Platelet-Activating Factor Induces Nitric Oxide Synthesis in Trypanosoma cruzi-Infected Macrophages and Mediates Resistance to Parasite Infection in Mice

AUTOR(ES)
FONTE

American Society for Microbiology

RESUMO

Trypanosoma cruzi replicates in nucleated cells and is susceptible to being killed by gamma interferon-activated macrophages through a mechanism dependent upon NO biosynthesis. In the present study, the role of platelet-activating factor (PAF) in the induction of NO synthesis and in the activation of the trypanocidal activity of macrophages was investigated.

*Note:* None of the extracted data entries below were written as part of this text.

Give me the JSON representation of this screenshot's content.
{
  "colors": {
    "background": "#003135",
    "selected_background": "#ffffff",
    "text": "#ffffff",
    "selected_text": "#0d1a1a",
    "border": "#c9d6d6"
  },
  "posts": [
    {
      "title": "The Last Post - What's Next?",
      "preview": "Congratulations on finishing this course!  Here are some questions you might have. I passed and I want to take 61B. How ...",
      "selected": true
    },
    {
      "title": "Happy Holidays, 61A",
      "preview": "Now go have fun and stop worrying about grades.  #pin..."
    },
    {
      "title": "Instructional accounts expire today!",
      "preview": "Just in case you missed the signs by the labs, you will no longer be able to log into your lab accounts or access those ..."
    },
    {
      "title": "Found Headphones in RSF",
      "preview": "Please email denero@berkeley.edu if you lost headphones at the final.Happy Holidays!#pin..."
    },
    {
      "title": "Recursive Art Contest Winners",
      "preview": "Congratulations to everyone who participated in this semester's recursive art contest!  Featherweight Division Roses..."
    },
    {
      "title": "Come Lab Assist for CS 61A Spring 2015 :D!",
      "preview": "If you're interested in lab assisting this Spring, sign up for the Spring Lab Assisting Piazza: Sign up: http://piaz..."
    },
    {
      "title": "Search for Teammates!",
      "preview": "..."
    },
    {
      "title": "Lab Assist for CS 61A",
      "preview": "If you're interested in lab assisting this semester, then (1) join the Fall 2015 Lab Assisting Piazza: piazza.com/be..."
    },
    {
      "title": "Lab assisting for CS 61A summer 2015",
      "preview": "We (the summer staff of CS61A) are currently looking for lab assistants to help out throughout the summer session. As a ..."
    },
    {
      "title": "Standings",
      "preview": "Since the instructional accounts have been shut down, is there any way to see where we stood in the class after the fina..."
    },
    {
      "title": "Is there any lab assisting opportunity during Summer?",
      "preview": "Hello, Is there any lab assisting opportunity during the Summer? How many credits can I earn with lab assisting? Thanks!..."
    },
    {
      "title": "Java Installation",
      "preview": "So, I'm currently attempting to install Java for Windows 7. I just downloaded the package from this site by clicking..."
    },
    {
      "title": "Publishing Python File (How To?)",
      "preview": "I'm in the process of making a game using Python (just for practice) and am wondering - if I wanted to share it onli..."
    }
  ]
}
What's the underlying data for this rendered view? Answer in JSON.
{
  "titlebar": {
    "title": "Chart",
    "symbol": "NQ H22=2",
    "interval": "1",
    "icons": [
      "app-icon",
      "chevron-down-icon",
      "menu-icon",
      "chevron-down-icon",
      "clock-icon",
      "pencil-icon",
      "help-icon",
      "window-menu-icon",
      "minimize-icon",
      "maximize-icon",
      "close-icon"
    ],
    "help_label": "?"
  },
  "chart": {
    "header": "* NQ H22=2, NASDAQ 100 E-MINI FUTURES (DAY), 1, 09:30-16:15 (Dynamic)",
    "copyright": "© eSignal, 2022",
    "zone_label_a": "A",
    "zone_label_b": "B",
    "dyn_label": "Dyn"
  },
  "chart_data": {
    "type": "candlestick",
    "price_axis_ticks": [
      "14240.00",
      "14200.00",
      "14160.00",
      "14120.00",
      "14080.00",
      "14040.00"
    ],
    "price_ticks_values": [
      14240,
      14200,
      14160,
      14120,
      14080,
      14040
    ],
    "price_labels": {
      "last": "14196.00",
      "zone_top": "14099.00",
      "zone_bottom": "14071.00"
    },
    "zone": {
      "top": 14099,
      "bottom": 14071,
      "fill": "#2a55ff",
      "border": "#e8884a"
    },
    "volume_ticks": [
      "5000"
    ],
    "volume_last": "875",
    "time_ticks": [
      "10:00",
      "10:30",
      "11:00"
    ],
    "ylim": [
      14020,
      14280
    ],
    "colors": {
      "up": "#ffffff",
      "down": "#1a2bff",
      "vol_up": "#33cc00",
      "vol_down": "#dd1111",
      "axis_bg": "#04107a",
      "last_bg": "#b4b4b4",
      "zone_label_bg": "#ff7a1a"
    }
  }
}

In vitro, PAF induced NO secretion by T. cruzi-infected macrophages and the secreted NO inhibited intracellular parasite growth. The addition of a PAF antagonist, WEB 2170, inhibited both NO biosynthesis and trypanocidal activity. The inducible NO synthase/l-arginine pathway mediated trypanocidal activity, since it was inhibited by treatment with l-N-monomethyl arginine (l-NMMA), an l-arginine analog. PAF-mediated NO production in infected macrophages appears to be dependent on tumor necrosis alpha (TNF-α) production, since the addition of a neutralizing anti-TNF-α monoclonal antibody mAb inhibited NO synthesis. To test the role of PAF in mediating resistance or susceptibility to T. cruzi infection, infected mice were treated with WEB 2170, a PAF antagonist. These animals had higher parasitemia and earlier mortality than did vehicle-treated mice. Taken together, our results suggest that PAF belongs to a group of mediators that coordinate the mechanisms of resistance to infections with intracellular parasites.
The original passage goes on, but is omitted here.